Idziesz na "Kler"? Zwróć uwagę na jeden szczegół
Wojtek Smarzowski zamieścił w swoim filmie nawiązanie do poprzedniego hitu. Patrzcie uważnie na koszulkę Jakubika.
28 września do polskich kin wchodzi długo oczekiwany "Kler" Wojtka Smarzowskiego, który na długo przed premierą wywołał prawdziwą burzę. Tym razem dostało się katolickim księżom, ukazanym od najgorszej strony.
Smarzowski tradycyjnie w jednej z głównych ról obsadził Arkadiusza Jakubika. I to właśnie ten aktor stał się "nośnikiem" żartu reżysera. Oglądając scenę pijaństwa, która trafiła również do głośnego zwiastuna "Kleru", można zauważyć, że Jakubik nosi koszulkę z tytułem wcześniejszego filmu Smarzowskiego – "Drogówka".

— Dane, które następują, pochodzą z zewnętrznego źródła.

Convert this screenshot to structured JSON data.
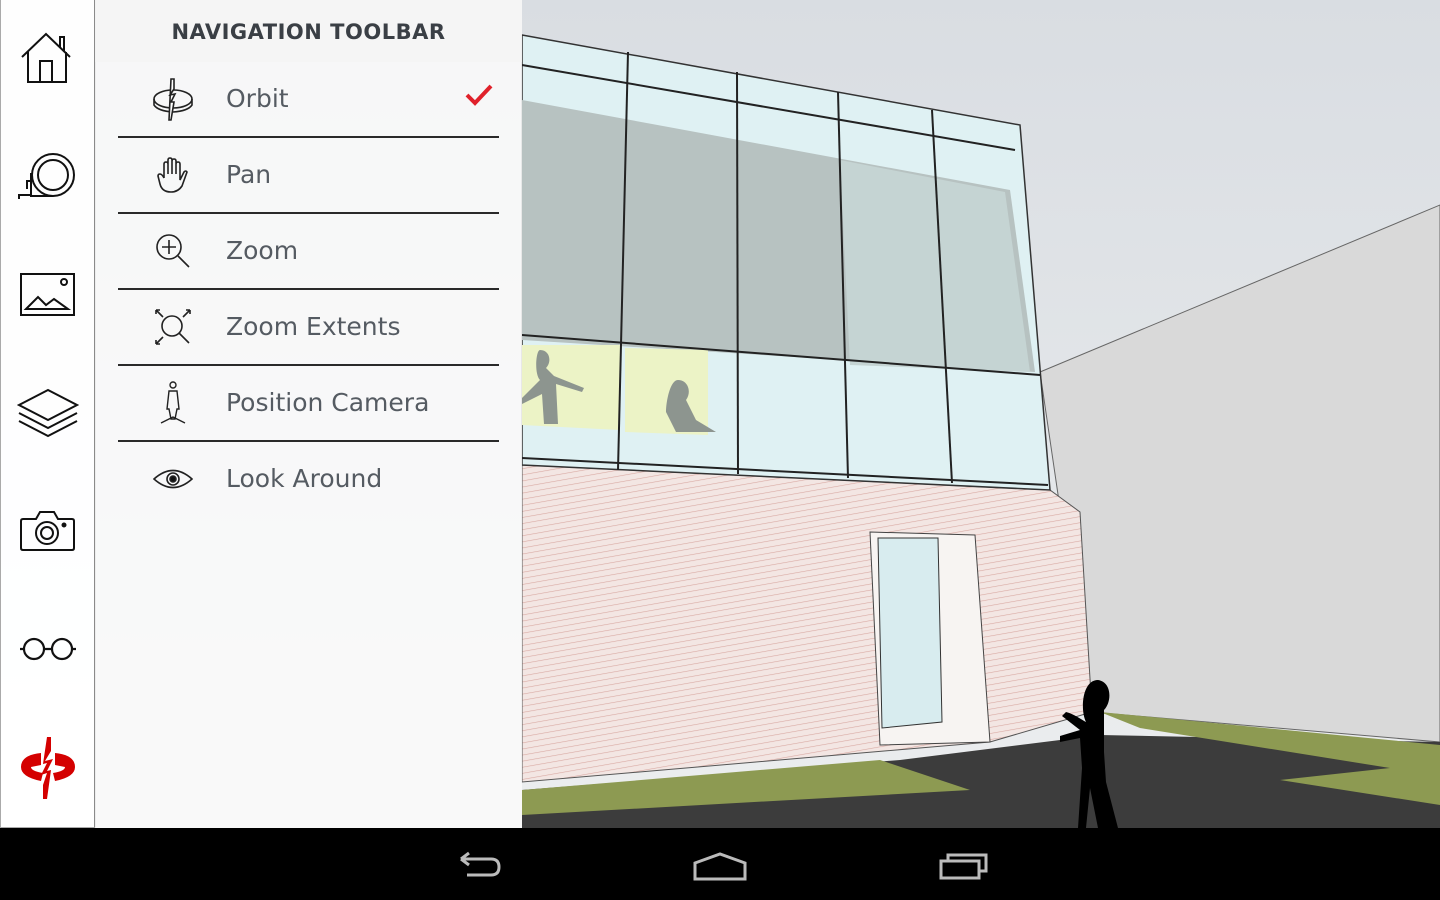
{
  "panel": {
    "title": "NAVIGATION TOOLBAR",
    "items": [
      {
        "label": "Orbit",
        "icon": "orbit-icon",
        "selected": true
      },
      {
        "label": "Pan",
        "icon": "hand-icon",
        "selected": false
      },
      {
        "label": "Zoom",
        "icon": "zoom-in-icon",
        "selected": false
      },
      {
        "label": "Zoom Extents",
        "icon": "zoom-extents-icon",
        "selected": false
      },
      {
        "label": "Position Camera",
        "icon": "position-camera-icon",
        "selected": false
      },
      {
        "label": "Look Around",
        "icon": "eye-icon",
        "selected": false
      }
    ]
  },
  "sidebar": {
    "items": [
      {
        "icon": "home-icon"
      },
      {
        "icon": "tape-measure-icon"
      },
      {
        "icon": "scenes-image-icon"
      },
      {
        "icon": "layers-icon"
      },
      {
        "icon": "camera-icon"
      },
      {
        "icon": "glasses-icon"
      },
      {
        "icon": "orbit-navigation-icon",
        "active": true
      }
    ]
  },
  "system_bar": {
    "buttons": [
      "back-icon",
      "home-icon",
      "recents-icon"
    ]
  },
  "colors": {
    "accent": "#d40000",
    "check": "#e0212b"
  }
}
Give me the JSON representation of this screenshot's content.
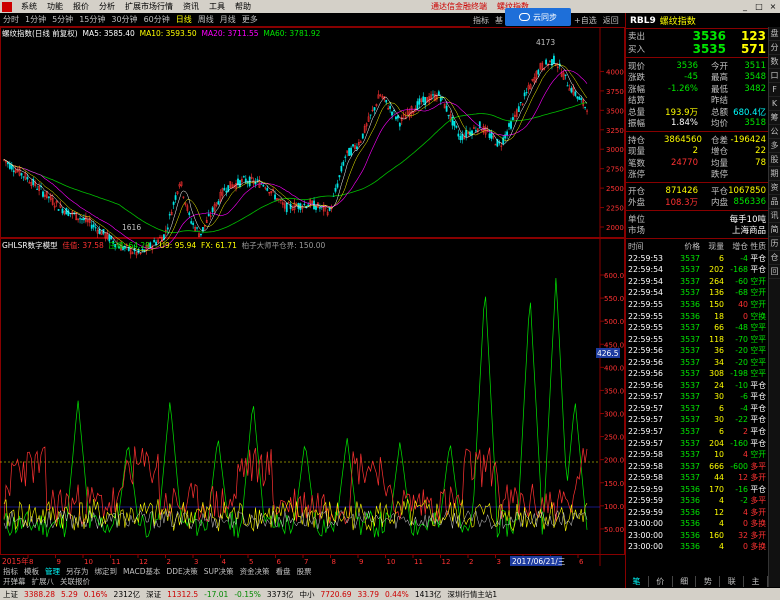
{
  "menu": {
    "items": [
      "系统",
      "功能",
      "报价",
      "分析",
      "扩展市场行情",
      "资讯",
      "工具",
      "帮助"
    ],
    "promo": "通达信金融终端",
    "promo2": "螺纹指数",
    "cloud_label": "云同步"
  },
  "toolbar": {
    "periods": [
      "分时",
      "1分钟",
      "5分钟",
      "15分钟",
      "30分钟",
      "60分钟",
      "日线",
      "周线",
      "月线",
      "更多"
    ],
    "active": "日线",
    "right_tools": [
      "指标",
      "基",
      "",
      "",
      "+自选",
      "返回"
    ]
  },
  "chart_header": {
    "text": "螺纹指数(日线 前复权)",
    "ma5": "MA5: 3585.40",
    "ma10": "MA10: 3593.50",
    "ma20": "MA20: 3711.55",
    "ma60": "MA60: 3781.92"
  },
  "indicator_header": {
    "name": "GHLSR数字模型",
    "a_label": "佳值:",
    "a_value": "37.58",
    "b_label": "庄顺:",
    "b_value": "64.29",
    "c_label": "",
    "c_value": "",
    "u_label": "U9:",
    "u_value": "95.94",
    "fx_label": "FX:",
    "fx_value": "61.71",
    "title_tail": "柏子大师平仓界: 150.00"
  },
  "price_axis": [
    "4000",
    "3750",
    "3500",
    "3250",
    "3000",
    "2750",
    "2500",
    "2250",
    "2000"
  ],
  "ind_axis": [
    "600.0",
    "550.0",
    "500.0",
    "450.0",
    "400.0",
    "350.0",
    "300.0",
    "250.0",
    "200.0",
    "150.0",
    "100.0",
    "50.00"
  ],
  "ind_marker": "426.5",
  "peak_label": "4173",
  "low_label": "1616",
  "year_label": "2015年",
  "date_label": "2017/06/21/三",
  "months": [
    "8",
    "9",
    "10",
    "11",
    "12",
    "2",
    "3",
    "4",
    "5",
    "6",
    "7",
    "8",
    "9",
    "10",
    "11",
    "12",
    "2",
    "3",
    "4",
    "5",
    "6"
  ],
  "quote": {
    "code": "RBL9",
    "name": "螺纹指数",
    "sell": {
      "label": "卖出",
      "price": "3536",
      "vol": "123"
    },
    "buy": {
      "label": "买入",
      "price": "3535",
      "vol": "571"
    },
    "rows": [
      {
        "k": "现价",
        "v": "3536",
        "k2": "今开",
        "v2": "3511",
        "vc": "green",
        "v2c": "green"
      },
      {
        "k": "涨跌",
        "v": "-45",
        "k2": "最高",
        "v2": "3548",
        "vc": "green",
        "v2c": "green"
      },
      {
        "k": "涨幅",
        "v": "-1.26%",
        "k2": "最低",
        "v2": "3482",
        "vc": "green",
        "v2c": "green"
      },
      {
        "k": "结算",
        "v": "",
        "k2": "昨结",
        "v2": "",
        "vc": "white",
        "v2c": "white"
      },
      {
        "k": "总量",
        "v": "193.9万",
        "k2": "总额",
        "v2": "680.4亿",
        "vc": "yellow",
        "v2c": "cyan"
      },
      {
        "k": "振幅",
        "v": "1.84%",
        "k2": "均价",
        "v2": "3518",
        "vc": "white",
        "v2c": "green"
      }
    ],
    "rows2": [
      {
        "k": "持仓",
        "v": "3864560",
        "k2": "仓差",
        "v2": "-196424",
        "vc": "yellow",
        "v2c": "yellow"
      },
      {
        "k": "现量",
        "v": "2",
        "k2": "增仓",
        "v2": "22",
        "vc": "yellow",
        "v2c": "yellow"
      },
      {
        "k": "笔数",
        "v": "24770",
        "k2": "均量",
        "v2": "78",
        "vc": "red",
        "v2c": "yellow"
      },
      {
        "k": "涨停",
        "v": "",
        "k2": "跌停",
        "v2": "",
        "vc": "white",
        "v2c": "white"
      }
    ],
    "rows3": [
      {
        "k": "开仓",
        "v": "871426",
        "k2": "平仓",
        "v2": "1067850",
        "vc": "yellow",
        "v2c": "yellow"
      },
      {
        "k": "外盘",
        "v": "108.3万",
        "k2": "内盘",
        "v2": "856336",
        "vc": "red",
        "v2c": "green"
      }
    ],
    "unit": {
      "k": "单位",
      "v": "每手10吨"
    },
    "market": {
      "k": "市场",
      "v": "上海商品"
    }
  },
  "trades_header": [
    "时间",
    "价格",
    "现量",
    "增仓",
    "性质"
  ],
  "trades": [
    [
      "22:59:53",
      "3537",
      "6",
      "-4",
      "平仓"
    ],
    [
      "22:59:54",
      "3537",
      "202",
      "-168",
      "平仓"
    ],
    [
      "22:59:54",
      "3537",
      "264",
      "-60",
      "空开"
    ],
    [
      "22:59:54",
      "3537",
      "136",
      "-68",
      "空开"
    ],
    [
      "22:59:55",
      "3536",
      "150",
      "40",
      "空开"
    ],
    [
      "22:59:55",
      "3536",
      "18",
      "0",
      "空换"
    ],
    [
      "22:59:55",
      "3537",
      "66",
      "-48",
      "空平"
    ],
    [
      "22:59:55",
      "3537",
      "118",
      "-70",
      "空平"
    ],
    [
      "22:59:56",
      "3537",
      "36",
      "-20",
      "空平"
    ],
    [
      "22:59:56",
      "3537",
      "34",
      "-20",
      "空平"
    ],
    [
      "22:59:56",
      "3537",
      "308",
      "-198",
      "空平"
    ],
    [
      "22:59:56",
      "3537",
      "24",
      "-10",
      "平仓"
    ],
    [
      "22:59:57",
      "3537",
      "30",
      "-6",
      "平仓"
    ],
    [
      "22:59:57",
      "3537",
      "6",
      "-4",
      "平仓"
    ],
    [
      "22:59:57",
      "3537",
      "30",
      "-22",
      "平仓"
    ],
    [
      "22:59:57",
      "3537",
      "6",
      "2",
      "平仓"
    ],
    [
      "22:59:57",
      "3537",
      "204",
      "-160",
      "平仓"
    ],
    [
      "22:59:58",
      "3537",
      "10",
      "4",
      "空开"
    ],
    [
      "22:59:58",
      "3537",
      "666",
      "-600",
      "多平"
    ],
    [
      "22:59:58",
      "3537",
      "44",
      "12",
      "多开"
    ],
    [
      "22:59:59",
      "3536",
      "170",
      "-16",
      "平仓"
    ],
    [
      "22:59:59",
      "3536",
      "4",
      "-2",
      "多平"
    ],
    [
      "22:59:59",
      "3536",
      "12",
      "4",
      "多开"
    ],
    [
      "23:00:00",
      "3536",
      "4",
      "0",
      "多换"
    ],
    [
      "23:00:00",
      "3536",
      "160",
      "32",
      "多开"
    ],
    [
      "23:00:00",
      "3536",
      "4",
      "0",
      "多换"
    ]
  ],
  "right_tabs": [
    "笔",
    "价",
    "细",
    "势",
    "联",
    "主"
  ],
  "side_buttons": [
    "盘",
    "分",
    "数",
    "口",
    "F",
    "K",
    "筹",
    "公",
    "多",
    "股",
    "期",
    "资",
    "品",
    "讯",
    "简",
    "历",
    "仓",
    "回"
  ],
  "bottom_tabs": [
    "指标",
    "模板",
    "管理",
    "另存为",
    "绑定到",
    "MACD基本",
    "DDE决策",
    "SUP决策",
    "资金决策",
    "看盘",
    "股票"
  ],
  "bottom_active": "管理",
  "bottom_tabs2": [
    "开弹幕",
    "扩展八",
    "关联报价"
  ],
  "status": [
    {
      "text": "上证",
      "c": "black"
    },
    {
      "text": "3388.28",
      "c": "red"
    },
    {
      "text": "5.29",
      "c": "red"
    },
    {
      "text": "0.16%",
      "c": "red"
    },
    {
      "text": "2312亿",
      "c": "black"
    },
    {
      "text": "深证",
      "c": "black"
    },
    {
      "text": "11312.5",
      "c": "red"
    },
    {
      "text": "-17.01",
      "c": "green"
    },
    {
      "text": "-0.15%",
      "c": "green"
    },
    {
      "text": "3373亿",
      "c": "black"
    },
    {
      "text": "中小",
      "c": "black"
    },
    {
      "text": "7720.69",
      "c": "red"
    },
    {
      "text": "33.79",
      "c": "red"
    },
    {
      "text": "0.44%",
      "c": "red"
    },
    {
      "text": "1413亿",
      "c": "black"
    },
    {
      "text": "深圳行情主站1",
      "c": "black"
    }
  ],
  "colors": {
    "up": "#ff3232",
    "down": "#00e600",
    "ma5": "#ffffff",
    "ma10": "#ffff00",
    "ma20": "#ff00ff",
    "ma60": "#00c000",
    "bg": "#000000",
    "frame": "#800000"
  }
}
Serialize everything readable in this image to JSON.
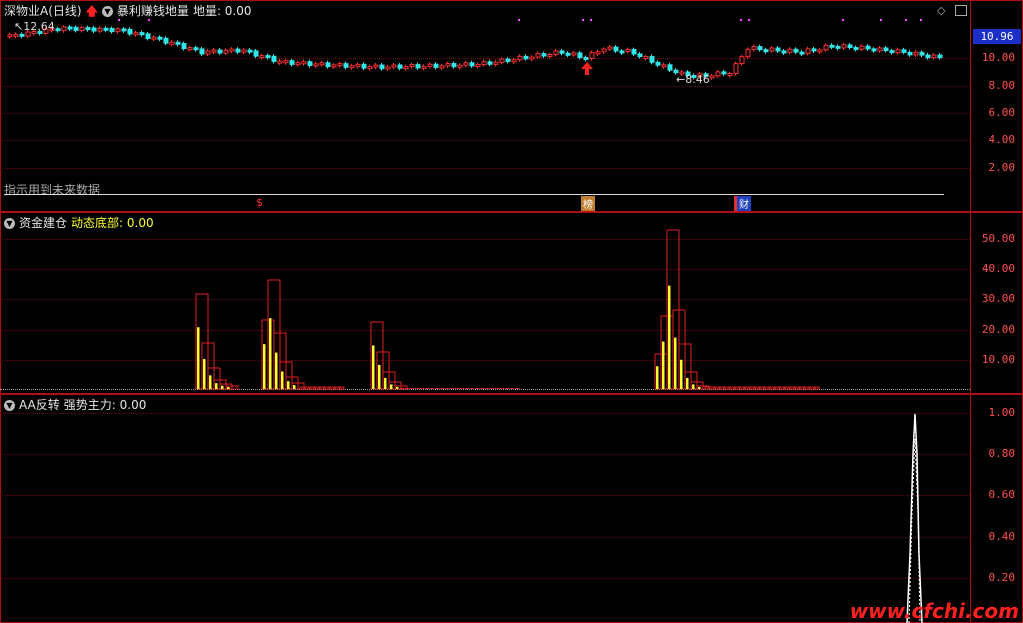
{
  "main": {
    "stock_label": "深物业A(日线)",
    "indicator_name": "暴利赚钱地量",
    "indicator_value_label": "地量: 0.00",
    "high_mark": "12.64",
    "low_mark": "8.46",
    "current_price": "10.96",
    "note": "指示用到未来数据",
    "y_ticks": [
      "10.00",
      "8.00",
      "6.00",
      "4.00",
      "2.00"
    ],
    "markers": [
      "$",
      "榜",
      "财"
    ],
    "colors": {
      "up": "#ff3030",
      "down": "#30e6e6",
      "axis": "#b01010"
    }
  },
  "p2": {
    "indicator_name": "资金建仓",
    "value_label": "动态底部: 0.00",
    "y_ticks": [
      "50.00",
      "40.00",
      "30.00",
      "20.00",
      "10.00"
    ],
    "colors": {
      "outline": "#e02020",
      "fill": "#ffff30"
    }
  },
  "p3": {
    "indicator_name": "AA反转",
    "value_label": "强势主力: 0.00",
    "y_ticks": [
      "1.00",
      "0.80",
      "0.60",
      "0.40",
      "0.20"
    ]
  },
  "watermark": "www.cfchi.com",
  "icons": [
    "collapse-icon",
    "up-arrow-icon",
    "diamond-icon",
    "window-icon"
  ]
}
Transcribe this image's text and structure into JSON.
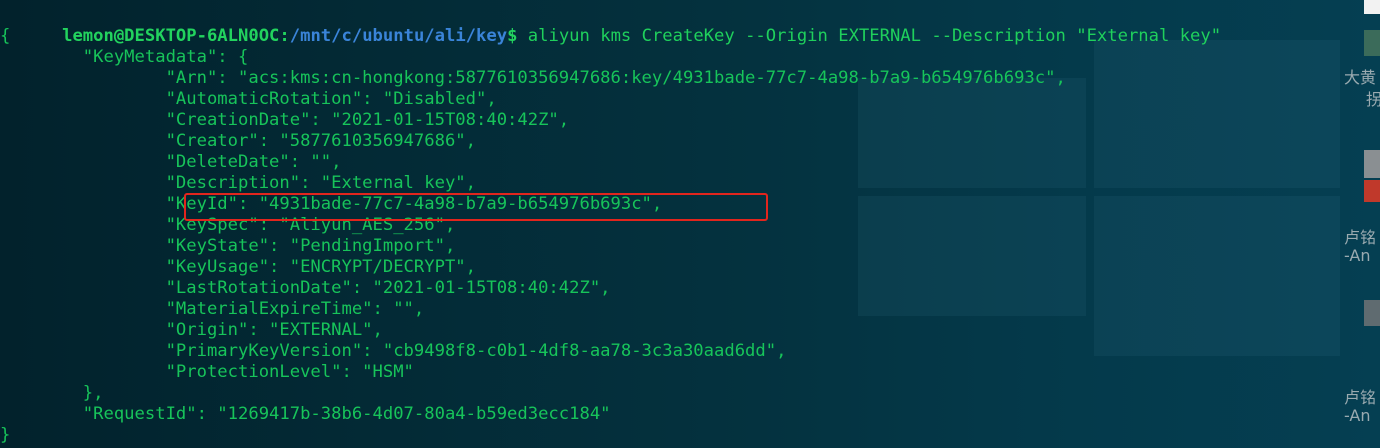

Przypomnijmy, że w obrazie z 2013 r. Jakubik wcielał się w policjanta-seksoholika.
W "Klerze" portretuje jednego z księży, których połączyły tragiczne wydarzenia sprzed kilku lat. Teraz, w każdą rocznicę katastrofy, z której cudem uszli z życiem, duchowni spotykają się, by uczcić fakt swojego ocalenia. Na co dzień układa im się bardzo różnie. Lisowski (Jacek Braciak)
jest pracownikiem kurii w wielkim mieście i robi karierę, marząc o Watykanie. Drugi z księży – Trybus (Robert Więckiewicz)
w odróżnieniu od Lisowskiego jest wiejskim proboszczem. Sprawując posługę w miejscu pełnym ubóstwa, coraz częściej ulega ludzkim słabościom. Niezbyt dobrze wiedzie się też Kukule (Arkadiusz Jakubik), który – pomimo swojej żarliwej wiary – właściwie z dnia na dzień traci zaufanie parafian. Wkrótce historie trójki duchownych połączą się po raz kolejny, a wydarzenia, które będą mieć miejsce, nie pozostaną bez wpływu na życie każdego z nich.
"Kler" brał udział w konkursie głównym na Festiwalu w Gdyni. Złote Lwy trafiły do twórców "Zimne wojny", Smarzowski zdobył zaś nagrodę publiczności, dziennikarzy, nagrodę specjalną jury i festiwali i przeglądów filmu polskiego za granicą. Ponadto Jagna Janicka zdobyła nagrodę za najlepszą scenografię.